The FCC is a Captured  Agency

The FCC is a captured agency exemplifying the way industry controls the agencies that supposedly regulate them.

At the FCC, former wireless company lawyers and lobbyists lead the agency as commissioners. Former FCC commissioners and top agency officials take jobs in the industry they used to regulate. It is a high-speed revolving door, and it spins for both political parties. The Harvard Edmund J. Safra Center for Ethics published an expose by investigative journalist Norm Alster on the financial ties between the US federal government’s  Federal communications Commission (FCC) and how, as a result, the wireless industry has bought inordinate access to—and power over—a major US regulatory agency. Alster describes how  the FCC is a “captured agency” meaning it is controlled by the industry it is supposed to be regulating- like the wolf watching the henhouse.

For example, in 2013, President Obama appointed Tom Wheeler to head the FCC. Wheeler, a fundraiser for Obama in the 2008 election, was a lobbyist and head of the Cellular Telecommunications and Internet Association (CTIA). As head of the wireless industry, Wheeler was accused of suppressing science. A 2003 inductee into the Wireless Hall of Fame (yes, there is such a thing), Wheeler laid the groundwork for 5G, pushing through regulations to strip local authority. 

In 2017, President Trump appointed Ajit Pai, a former Verizon Lawyer and attorney for D.C. powerhouse Wiley Rein, which represents the wireless industry, to head the FCC. Pai had already been a member of the commission, having been appointed by President Obama in 2011 — upon the recommendation of Senate Majority Leader Mitch McConnell — to fill a “Republican” seat on the five-member board.

Former FCC Commissioner Meredith Attwell Baker is now head of the CTIA — The Wireless Association. The CTIA is a powerful lobby group fighting to stop any cell phone right to know legislation and promoting 5G streamlining bills nationwide.  Baker was nominated to the FCC in 2009 and had previously worked as the CTIA director of congressional affairs and is a former lead lobbyist for NBC Universal. 

Thomas M. Johnson Jr. is  general counsel of the Federal Communications Commission appointed by Ajit Pai  and previously worked for the law firm Gibson, Dunn & Crutcher LLP which represented the CTIA — The Wireless Association who sued the City of Berkeley in federal court, seeking to topple the city’s recently enacted cell phone right to know ordinance mandating disclosure of possible radiation hazards associated with use of cellphones. 

Other past and present officials also have conflicts of interest. Welcome to the revolving door of wireless companies. 

FCC Commissioner Brendan Carr was appointed by President Trump. He too is a former lawyer for Wiley Rein, which is currently suing San Francisco over the city’s cell phone ordinance.

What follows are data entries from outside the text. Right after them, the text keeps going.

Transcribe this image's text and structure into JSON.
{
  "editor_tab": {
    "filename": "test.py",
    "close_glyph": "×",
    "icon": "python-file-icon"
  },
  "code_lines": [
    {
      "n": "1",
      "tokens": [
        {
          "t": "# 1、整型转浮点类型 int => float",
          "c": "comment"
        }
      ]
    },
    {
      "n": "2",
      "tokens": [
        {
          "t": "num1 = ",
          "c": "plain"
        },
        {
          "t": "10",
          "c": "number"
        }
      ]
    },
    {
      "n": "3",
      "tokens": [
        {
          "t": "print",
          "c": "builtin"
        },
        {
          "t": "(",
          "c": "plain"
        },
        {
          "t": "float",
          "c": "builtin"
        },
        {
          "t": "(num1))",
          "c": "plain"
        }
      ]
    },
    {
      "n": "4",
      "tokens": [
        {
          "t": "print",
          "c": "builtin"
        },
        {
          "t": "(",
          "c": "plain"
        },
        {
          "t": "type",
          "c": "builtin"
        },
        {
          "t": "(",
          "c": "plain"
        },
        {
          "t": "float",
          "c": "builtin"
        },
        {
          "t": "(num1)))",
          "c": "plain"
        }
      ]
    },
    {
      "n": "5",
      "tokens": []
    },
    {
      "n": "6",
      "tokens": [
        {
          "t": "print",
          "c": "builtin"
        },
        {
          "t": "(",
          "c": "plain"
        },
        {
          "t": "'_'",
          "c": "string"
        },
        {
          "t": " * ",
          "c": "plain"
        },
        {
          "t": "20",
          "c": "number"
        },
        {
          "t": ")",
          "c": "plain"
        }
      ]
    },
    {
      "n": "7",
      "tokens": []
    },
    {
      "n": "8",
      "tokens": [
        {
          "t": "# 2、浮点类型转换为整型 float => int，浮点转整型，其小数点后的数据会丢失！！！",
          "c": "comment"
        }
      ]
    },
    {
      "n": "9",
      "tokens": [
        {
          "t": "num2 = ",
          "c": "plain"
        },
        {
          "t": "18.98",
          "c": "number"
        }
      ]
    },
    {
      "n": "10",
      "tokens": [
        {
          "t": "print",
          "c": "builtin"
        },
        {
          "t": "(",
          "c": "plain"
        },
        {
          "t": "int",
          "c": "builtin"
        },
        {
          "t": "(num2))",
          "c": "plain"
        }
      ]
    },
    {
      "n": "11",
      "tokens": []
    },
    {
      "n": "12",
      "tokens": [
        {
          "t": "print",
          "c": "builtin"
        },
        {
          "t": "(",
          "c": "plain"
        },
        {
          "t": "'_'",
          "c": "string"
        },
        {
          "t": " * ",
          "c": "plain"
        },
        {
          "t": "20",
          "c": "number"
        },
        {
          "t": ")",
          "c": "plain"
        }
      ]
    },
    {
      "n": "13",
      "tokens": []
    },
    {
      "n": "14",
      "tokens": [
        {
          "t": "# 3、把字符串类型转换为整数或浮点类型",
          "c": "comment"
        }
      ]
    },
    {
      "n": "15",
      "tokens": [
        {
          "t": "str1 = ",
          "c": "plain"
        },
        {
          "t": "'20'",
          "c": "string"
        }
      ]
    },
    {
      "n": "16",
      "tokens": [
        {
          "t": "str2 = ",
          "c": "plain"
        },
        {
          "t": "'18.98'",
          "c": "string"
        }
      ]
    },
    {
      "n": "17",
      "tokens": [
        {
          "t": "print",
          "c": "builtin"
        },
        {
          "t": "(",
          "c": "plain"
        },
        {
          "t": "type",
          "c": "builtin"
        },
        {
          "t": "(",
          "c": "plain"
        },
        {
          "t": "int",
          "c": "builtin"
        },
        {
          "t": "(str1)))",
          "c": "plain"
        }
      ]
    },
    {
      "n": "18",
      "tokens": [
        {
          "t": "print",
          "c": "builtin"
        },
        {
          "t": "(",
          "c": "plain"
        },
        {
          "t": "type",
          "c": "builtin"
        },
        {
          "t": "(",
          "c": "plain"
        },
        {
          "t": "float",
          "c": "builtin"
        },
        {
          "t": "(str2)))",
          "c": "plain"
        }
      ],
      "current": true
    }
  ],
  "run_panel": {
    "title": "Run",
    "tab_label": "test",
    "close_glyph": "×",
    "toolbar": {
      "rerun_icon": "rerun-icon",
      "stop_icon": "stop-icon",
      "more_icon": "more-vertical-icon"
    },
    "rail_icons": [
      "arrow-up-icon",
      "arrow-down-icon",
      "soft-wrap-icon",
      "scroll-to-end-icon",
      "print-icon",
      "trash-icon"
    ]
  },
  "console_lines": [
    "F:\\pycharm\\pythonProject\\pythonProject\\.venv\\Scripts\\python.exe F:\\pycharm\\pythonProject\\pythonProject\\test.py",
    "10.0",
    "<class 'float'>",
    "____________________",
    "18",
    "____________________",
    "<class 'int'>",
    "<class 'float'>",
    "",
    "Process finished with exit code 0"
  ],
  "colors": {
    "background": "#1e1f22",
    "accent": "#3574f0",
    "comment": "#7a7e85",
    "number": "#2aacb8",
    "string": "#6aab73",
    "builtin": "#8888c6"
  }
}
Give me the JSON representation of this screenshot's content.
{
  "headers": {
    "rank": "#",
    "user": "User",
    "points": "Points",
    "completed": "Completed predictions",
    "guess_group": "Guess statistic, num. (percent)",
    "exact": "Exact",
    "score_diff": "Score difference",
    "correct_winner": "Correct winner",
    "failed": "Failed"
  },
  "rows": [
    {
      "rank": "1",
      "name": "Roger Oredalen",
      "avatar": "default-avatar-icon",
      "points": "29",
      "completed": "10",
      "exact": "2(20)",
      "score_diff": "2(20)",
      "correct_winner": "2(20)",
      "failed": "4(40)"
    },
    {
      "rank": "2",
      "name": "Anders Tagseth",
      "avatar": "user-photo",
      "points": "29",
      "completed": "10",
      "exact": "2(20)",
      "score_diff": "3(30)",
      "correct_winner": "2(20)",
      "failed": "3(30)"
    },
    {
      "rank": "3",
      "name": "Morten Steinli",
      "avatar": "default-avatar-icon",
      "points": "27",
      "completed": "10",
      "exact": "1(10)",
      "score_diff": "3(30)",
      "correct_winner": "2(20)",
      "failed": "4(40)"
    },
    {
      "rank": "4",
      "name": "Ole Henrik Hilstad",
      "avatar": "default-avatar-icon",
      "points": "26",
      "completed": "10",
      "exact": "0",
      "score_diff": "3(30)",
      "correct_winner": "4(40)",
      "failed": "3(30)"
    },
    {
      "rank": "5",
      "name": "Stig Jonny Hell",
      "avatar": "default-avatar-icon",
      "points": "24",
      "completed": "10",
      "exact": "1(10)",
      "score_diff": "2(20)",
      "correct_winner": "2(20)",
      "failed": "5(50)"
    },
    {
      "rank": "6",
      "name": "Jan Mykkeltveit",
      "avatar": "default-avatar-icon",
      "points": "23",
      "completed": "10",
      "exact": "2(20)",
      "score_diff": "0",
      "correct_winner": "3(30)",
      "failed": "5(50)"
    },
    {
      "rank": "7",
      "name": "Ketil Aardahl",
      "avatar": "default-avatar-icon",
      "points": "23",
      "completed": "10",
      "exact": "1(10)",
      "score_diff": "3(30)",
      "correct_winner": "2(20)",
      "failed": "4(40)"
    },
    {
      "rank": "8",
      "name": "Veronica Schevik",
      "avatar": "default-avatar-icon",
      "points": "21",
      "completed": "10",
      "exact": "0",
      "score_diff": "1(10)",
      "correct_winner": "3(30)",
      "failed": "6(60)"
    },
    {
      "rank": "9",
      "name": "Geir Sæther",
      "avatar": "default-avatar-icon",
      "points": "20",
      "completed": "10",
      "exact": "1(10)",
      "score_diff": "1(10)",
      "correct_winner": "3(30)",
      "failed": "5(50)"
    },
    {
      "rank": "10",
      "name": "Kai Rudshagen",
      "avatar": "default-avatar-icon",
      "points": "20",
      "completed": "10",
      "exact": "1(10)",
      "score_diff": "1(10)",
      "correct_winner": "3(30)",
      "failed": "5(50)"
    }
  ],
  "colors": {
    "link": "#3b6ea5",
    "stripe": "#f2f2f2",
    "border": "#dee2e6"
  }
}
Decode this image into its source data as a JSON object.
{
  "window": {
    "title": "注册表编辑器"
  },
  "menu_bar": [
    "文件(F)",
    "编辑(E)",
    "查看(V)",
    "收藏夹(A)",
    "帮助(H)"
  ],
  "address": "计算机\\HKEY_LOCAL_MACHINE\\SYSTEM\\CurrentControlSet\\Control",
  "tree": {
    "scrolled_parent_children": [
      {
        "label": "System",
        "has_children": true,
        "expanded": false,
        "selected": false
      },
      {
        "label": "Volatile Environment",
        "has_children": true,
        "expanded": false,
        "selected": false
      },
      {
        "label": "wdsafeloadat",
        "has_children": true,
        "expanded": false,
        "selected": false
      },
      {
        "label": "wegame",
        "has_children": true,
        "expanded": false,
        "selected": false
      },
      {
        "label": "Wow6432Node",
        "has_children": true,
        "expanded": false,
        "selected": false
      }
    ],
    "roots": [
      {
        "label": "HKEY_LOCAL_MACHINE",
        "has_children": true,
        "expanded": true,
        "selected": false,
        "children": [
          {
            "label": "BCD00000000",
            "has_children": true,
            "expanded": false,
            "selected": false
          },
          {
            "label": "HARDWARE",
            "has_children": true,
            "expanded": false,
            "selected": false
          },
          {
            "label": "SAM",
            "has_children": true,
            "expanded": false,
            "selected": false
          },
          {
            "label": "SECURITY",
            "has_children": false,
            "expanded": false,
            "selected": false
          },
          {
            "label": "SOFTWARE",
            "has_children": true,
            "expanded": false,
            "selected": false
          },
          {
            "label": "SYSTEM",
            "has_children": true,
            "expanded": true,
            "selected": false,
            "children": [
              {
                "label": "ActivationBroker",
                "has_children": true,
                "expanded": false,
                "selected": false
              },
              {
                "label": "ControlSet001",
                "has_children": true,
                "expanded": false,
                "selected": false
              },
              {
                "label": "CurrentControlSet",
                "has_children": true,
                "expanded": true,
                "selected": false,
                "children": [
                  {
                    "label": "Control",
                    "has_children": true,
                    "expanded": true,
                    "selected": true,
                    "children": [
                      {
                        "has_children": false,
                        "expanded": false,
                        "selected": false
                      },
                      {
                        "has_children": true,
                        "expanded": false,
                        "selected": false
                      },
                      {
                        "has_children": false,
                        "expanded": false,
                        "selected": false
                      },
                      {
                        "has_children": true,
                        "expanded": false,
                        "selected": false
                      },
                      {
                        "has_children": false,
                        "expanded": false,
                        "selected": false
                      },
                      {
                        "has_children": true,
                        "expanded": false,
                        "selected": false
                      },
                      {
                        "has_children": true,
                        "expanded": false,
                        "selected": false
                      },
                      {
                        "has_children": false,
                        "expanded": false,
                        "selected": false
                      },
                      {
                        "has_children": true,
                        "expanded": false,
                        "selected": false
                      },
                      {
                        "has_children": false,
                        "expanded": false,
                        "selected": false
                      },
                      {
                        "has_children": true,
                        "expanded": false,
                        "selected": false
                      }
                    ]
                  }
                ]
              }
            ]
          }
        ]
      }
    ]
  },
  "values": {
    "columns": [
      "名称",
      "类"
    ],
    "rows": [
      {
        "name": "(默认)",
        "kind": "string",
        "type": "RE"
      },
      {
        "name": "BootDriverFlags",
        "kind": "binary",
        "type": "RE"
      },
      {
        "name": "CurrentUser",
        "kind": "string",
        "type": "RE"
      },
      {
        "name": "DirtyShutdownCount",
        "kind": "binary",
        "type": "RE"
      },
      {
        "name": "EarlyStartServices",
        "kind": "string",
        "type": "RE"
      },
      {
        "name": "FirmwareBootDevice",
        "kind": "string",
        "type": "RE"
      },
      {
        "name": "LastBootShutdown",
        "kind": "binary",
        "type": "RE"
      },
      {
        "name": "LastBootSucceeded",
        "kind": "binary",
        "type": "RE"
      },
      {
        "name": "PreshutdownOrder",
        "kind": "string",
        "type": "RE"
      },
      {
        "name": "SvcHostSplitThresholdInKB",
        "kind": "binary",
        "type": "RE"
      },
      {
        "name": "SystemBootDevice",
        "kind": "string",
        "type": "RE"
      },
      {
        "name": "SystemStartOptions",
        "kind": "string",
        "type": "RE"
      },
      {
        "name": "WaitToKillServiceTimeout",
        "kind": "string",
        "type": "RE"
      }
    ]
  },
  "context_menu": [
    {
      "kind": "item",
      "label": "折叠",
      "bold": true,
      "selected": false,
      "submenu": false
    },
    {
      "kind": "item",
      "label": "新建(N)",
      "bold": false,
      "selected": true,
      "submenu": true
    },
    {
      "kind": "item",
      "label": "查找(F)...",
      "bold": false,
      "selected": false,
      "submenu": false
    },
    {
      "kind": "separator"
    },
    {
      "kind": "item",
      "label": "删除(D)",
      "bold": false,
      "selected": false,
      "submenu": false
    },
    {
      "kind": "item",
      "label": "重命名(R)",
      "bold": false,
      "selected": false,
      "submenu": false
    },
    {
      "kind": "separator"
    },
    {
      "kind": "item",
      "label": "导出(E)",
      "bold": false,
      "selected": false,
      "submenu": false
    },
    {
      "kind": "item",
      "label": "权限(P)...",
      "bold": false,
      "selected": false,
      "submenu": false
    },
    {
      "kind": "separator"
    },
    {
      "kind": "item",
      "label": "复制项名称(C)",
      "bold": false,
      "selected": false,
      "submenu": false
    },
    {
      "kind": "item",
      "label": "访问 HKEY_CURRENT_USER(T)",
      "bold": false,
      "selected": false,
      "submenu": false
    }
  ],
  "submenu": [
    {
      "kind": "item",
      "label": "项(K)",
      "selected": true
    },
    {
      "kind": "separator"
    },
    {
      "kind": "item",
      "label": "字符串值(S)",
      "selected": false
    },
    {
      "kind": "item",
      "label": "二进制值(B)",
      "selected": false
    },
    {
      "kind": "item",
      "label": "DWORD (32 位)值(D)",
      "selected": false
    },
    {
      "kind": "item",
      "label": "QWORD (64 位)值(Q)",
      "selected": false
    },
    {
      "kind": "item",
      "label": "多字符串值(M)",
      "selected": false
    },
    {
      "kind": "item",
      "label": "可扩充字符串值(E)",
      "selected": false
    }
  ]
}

Carr’s wife is the staff director for the U.S. House Ways and Means Committee’s Oversight Subcommittee.

Longtime telecom lawyer Nathan A.Nathan Simington will replace FCC Commissioner Michael O’Rielly in 2020.  Simington worked for years as senior counsel at Brightstar “the leading trader in used wireless devices” then in 2020 started as senior adviser at the National Telecommunications and Information Administration within the Department of Commerce. Now he will be FCC commissioner. 

Former FCC chairman Julius Genachowski is now a managing director of the U.S. buyout team at Carlyle Group. The team’s focus is on acquisitions and growth investments in global technology, media and telecom, including Internet and mobile.

Former FCC commissioner Michael Powell is now president & CEO of NCTA.

Bruce Romano, former legal chief in the FCC’s Office of Engineering and Technology, is now at the law firm of Wiley Rein, representing the CTIA

Julius Genachowski former Chairman of the U.S. Federal Communications Commission and now is a Managing Director in the U.S. Buyout team of the global telecommunications, media and technology group, focusing on acquisitions and growth investments in global technology, media and telecom, including Internet and mobile at Carlyle Group.